Significant discrepancies in proficiency rates between gold-standard national tests and New Mexico’s new state assessment suggest that New Mexico might have lowered the bar this year, masking just how far behind its students are, according to a national policy expert.
A review of 2022 results of fourth- and eighth-grade math and literacy tests (two grades the national test covers) from the National Assessment of Educational Progress (NAEP) and New Mexico Measures of Student Success and Achievement (NM-MSSA) show higher proficiency rates on the state test than NAEP ranging from 5 to 15 percentage points. Gaps are higher on the reading tests than the math exams.
On NAEP, 21 percent of the state’s fourth-graders scored proficient or better in reading, while on NM-MSSA, 35 percent were proficient or better. On eighth-grade reading, 18 percent were proficient or better on NAEP, while 33 percent hit or exceeded that target on NM-MSSA.
Math gaps were a bit smaller. On NAEP, 19 percent of fourth-graders were proficient or better, compared to 24 percent on NM-MSSA. Just 13 percent of eighth-graders were proficient or better on NAEP math, while 20 percent were proficient on NM-MSSA.
New Mexico students had the lowest scores on NAEP among the 50 states and Washington D.C., according to results released in late October.

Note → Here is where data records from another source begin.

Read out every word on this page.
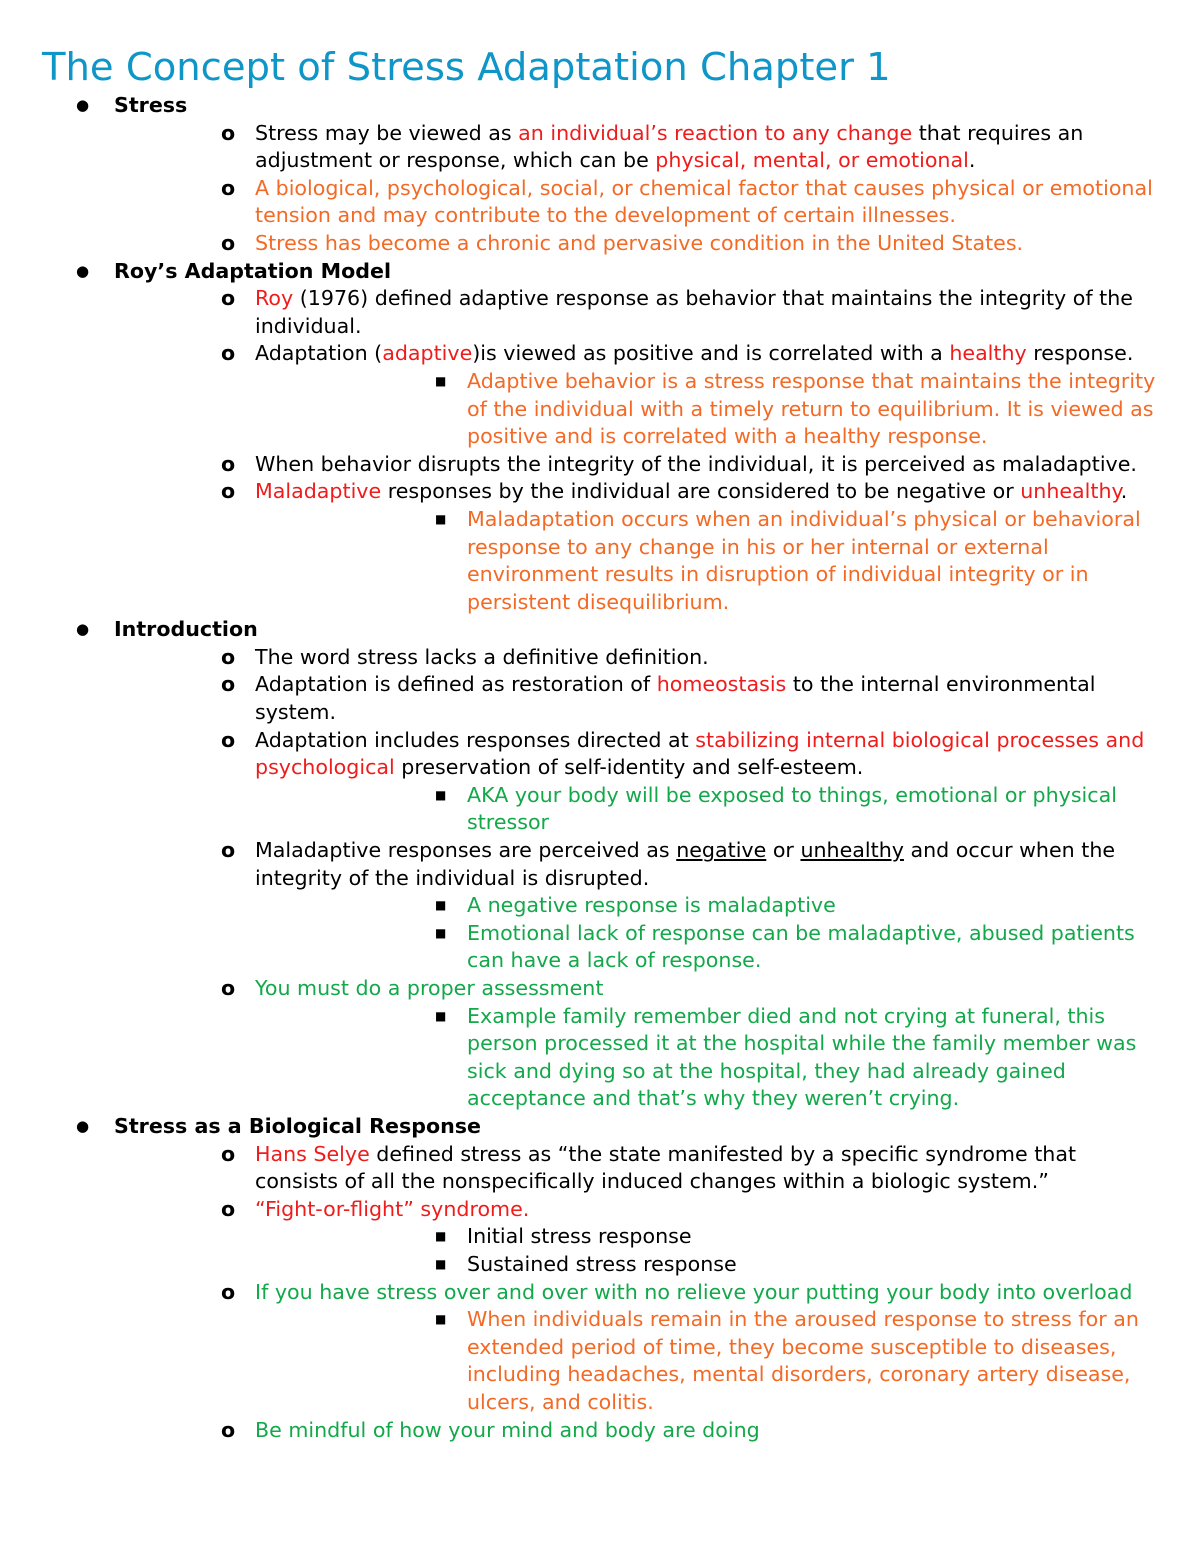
The Concept of Stress Adaptation Chapter 1
●
Stress
o
Stress may be viewed as an individual’s reaction to any change that requires an adjustment or response, which can be physical, mental, or emotional.
o
A biological, psychological, social, or chemical factor that causes physical or emotional tension and may contribute to the development of certain illnesses.
o
Stress has become a chronic and pervasive condition in the United States.
●
Roy’s Adaptation Model
o
Roy (1976) defined adaptive response as behavior that maintains the integrity of the individual.
o
Adaptation (adaptive)is viewed as positive and is correlated with a healthy response.
■
Adaptive behavior is a stress response that maintains the integrity of the individual with a timely return to equilibrium. It is viewed as positive and is correlated with a healthy response.
o
When behavior disrupts the integrity of the individual, it is perceived as maladaptive.
o
Maladaptive responses by the individual are considered to be negative or unhealthy.
■
Maladaptation occurs when an individual’s physical or behavioral response to any change in his or her internal or external environment results in disruption of individual integrity or in persistent disequilibrium.
●
Introduction
o
The word stress lacks a definitive definition.
o
Adaptation is defined as restoration of homeostasis to the internal environmental system.
o
Adaptation includes responses directed at stabilizing internal biological processes and psychological preservation of self-identity and self-esteem.
■
AKA your body will be exposed to things, emotional or physical stressor
o
Maladaptive responses are perceived as negative or unhealthy and occur when the integrity of the individual is disrupted.
■
A negative response is maladaptive
■
Emotional lack of response can be maladaptive, abused patients can have a lack of response.
o
You must do a proper assessment
■
Example family remember died and not crying at funeral, this person processed it at the hospital while the family member was sick and dying so at the hospital, they had already gained acceptance and that’s why they weren’t crying.
●
Stress as a Biological Response
o
Hans Selye defined stress as “the state manifested by a specific syndrome that consists of all the nonspecifically induced changes within a biologic system.”
o
“Fight-or-flight” syndrome.
■
Initial stress response
■
Sustained stress response
o
If you have stress over and over with no relieve your putting your body into overload
■
When individuals remain in the aroused response to stress for an extended period of time, they become susceptible to diseases, including headaches, mental disorders, coronary artery disease, ulcers, and colitis.
o
Be mindful of how your mind and body are doing
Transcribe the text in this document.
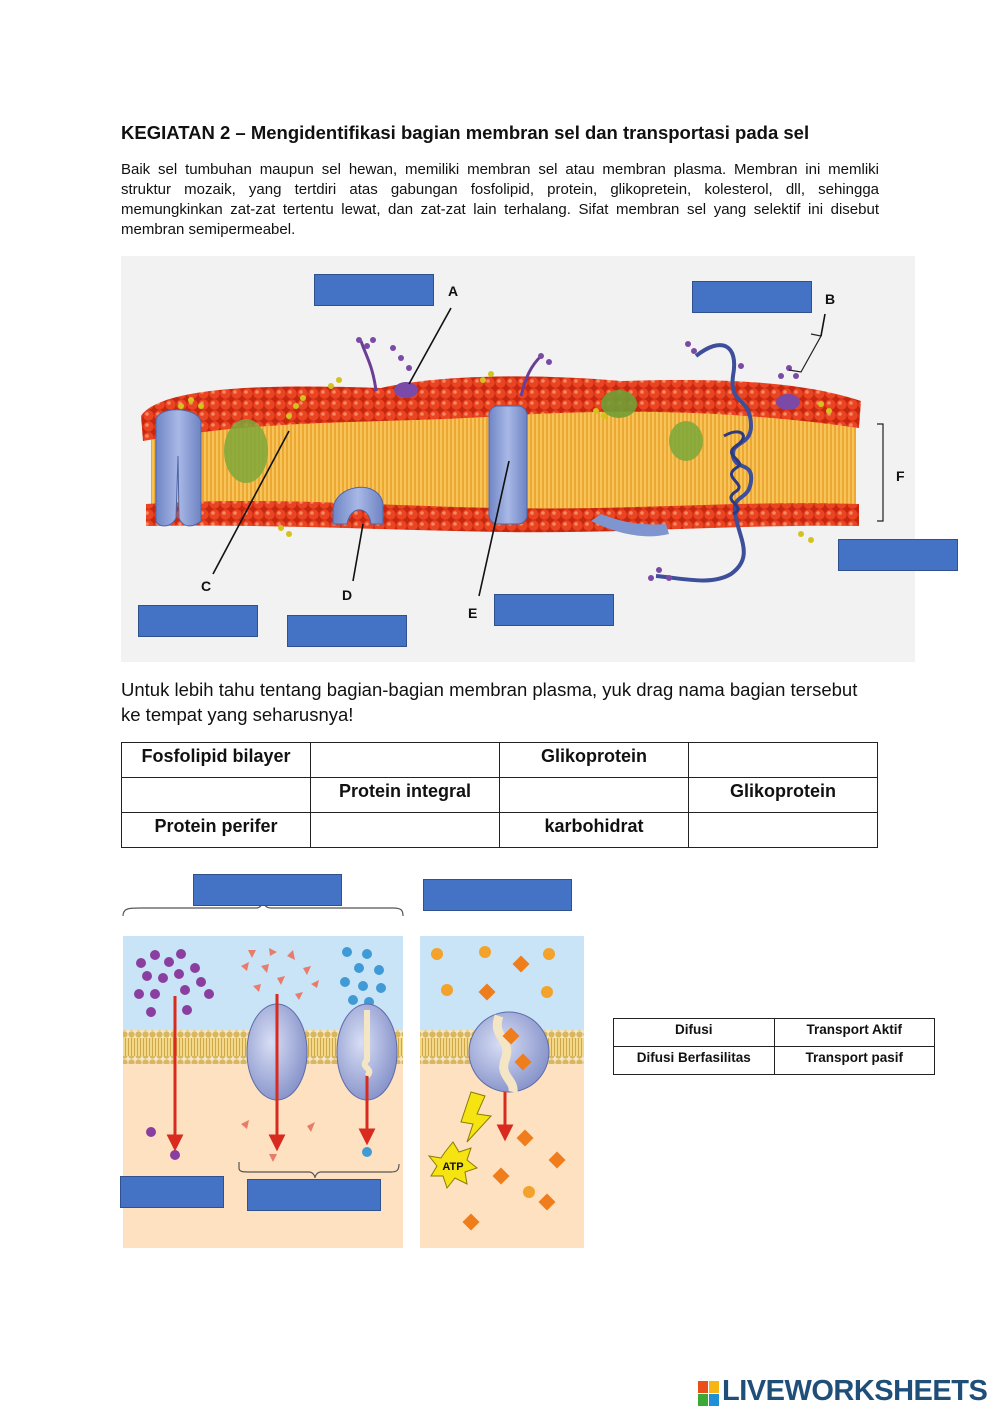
KEGIATAN 2 – Mengidentifikasi bagian membran sel dan transportasi pada sel
Baik sel tumbuhan maupun sel hewan, memiliki membran sel atau membran plasma. Membran ini memliki struktur mozaik, yang tertdiri atas gabungan fosfolipid, protein, glikopretein, kolesterol, dll, sehingga memungkinkan zat-zat tertentu lewat, dan zat-zat lain terhalang. Sifat membran sel yang selektif ini disebut membran semipermeabel.
pak.pandani.web.id
A	B
C
D
E
F
Untuk lebih tahu tentang bagian-bagian membran plasma, yuk drag nama bagian tersebut ke tempat yang seharusnya!
Fosfolipid bilayer		Glikoprotein	
	Protein integral		Glikoprotein
Protein perifer		karbohidrat	
ATP
Difusi	Transport Aktif
Difusi Berfasilitas	Transport pasif
LIVEWORKSHEETS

While the two tests are very different from one another and no one should expect them to align perfectly, the consistent gaps suggest the state test lacks rigor and might not reveal whether New Mexico students are being prepared for a successful life after high school. That’s the view of Michael Petrilli, president of the conservative-leaning Thomas B. Fordham Institute.
Petrilli has been writing about the so-called ‘honesty gap’ between state and national tests for at least seven years. The nonprofit Collaborative for Student Success defines the honesty gap as states exaggerating the proficiency rates of their students by setting rates lower than those established by NAEP.
In 2015, Petrilli wrote an article for Education Next magazine praising then-new state assessments proliferating across the country that were tied to Common Core State Standards. PARCC, which New Mexico jettisoned in 2019, was one of those tests,
While many states have stuck with those rigorous exams, New Mexico appears to be a troubling exception Petrilli said in an interview this week with New Mexico Education.
“State tests generally have remained relatively rigorous as compared to NAEP, so they are much closer to closing that honesty gap than they used to be,” Petrilli said. “And so the fact that New Mexico is now returning to the days of setting a much lower standard, that does make it an outlier.
“Of course, that’s the last thing you want to do when you find yourself in last place.”
There are reasons to view these results, and the discrepancies between them, with caution and avoid jumping to definitive conclusions, Petrilli said. “Last school year was still a weird year, with the Omicron variant and some disruptions and chaos still occurring,” he said. “So we might want to wait for two years from now (when NAEP is next administered) to see if the same patterns holds in New Mexico, or if we revert to normal. I think that’s unlikely, but it is possible.”
Petrilli floated another possible explanation for the discrepancy: NAEP was administered a couple of months earlier than the state test, and kids could potentially have learned a significant amount during that time. Again, he said he doubted it would account for such a big gap.
After decades of assessments that lacked rigor, when parents were given rosy but erroneous information about how well school was preparing their children for a successful life, states made progress in telling a truer story. Why would New Mexico want to go backwards? That’s a question Petrilli said state policymakers and officials should ask themselves.
“It’s important in terms of the message it sends to educators about what the goal is – what are you actually trying to achieve?” Petrilli said. “And of course it’s important in terms of the message it sends to kids and to parents.
“States have a responsibility to at least try to communicate to parents the truth about whether kids are on track for success or not.”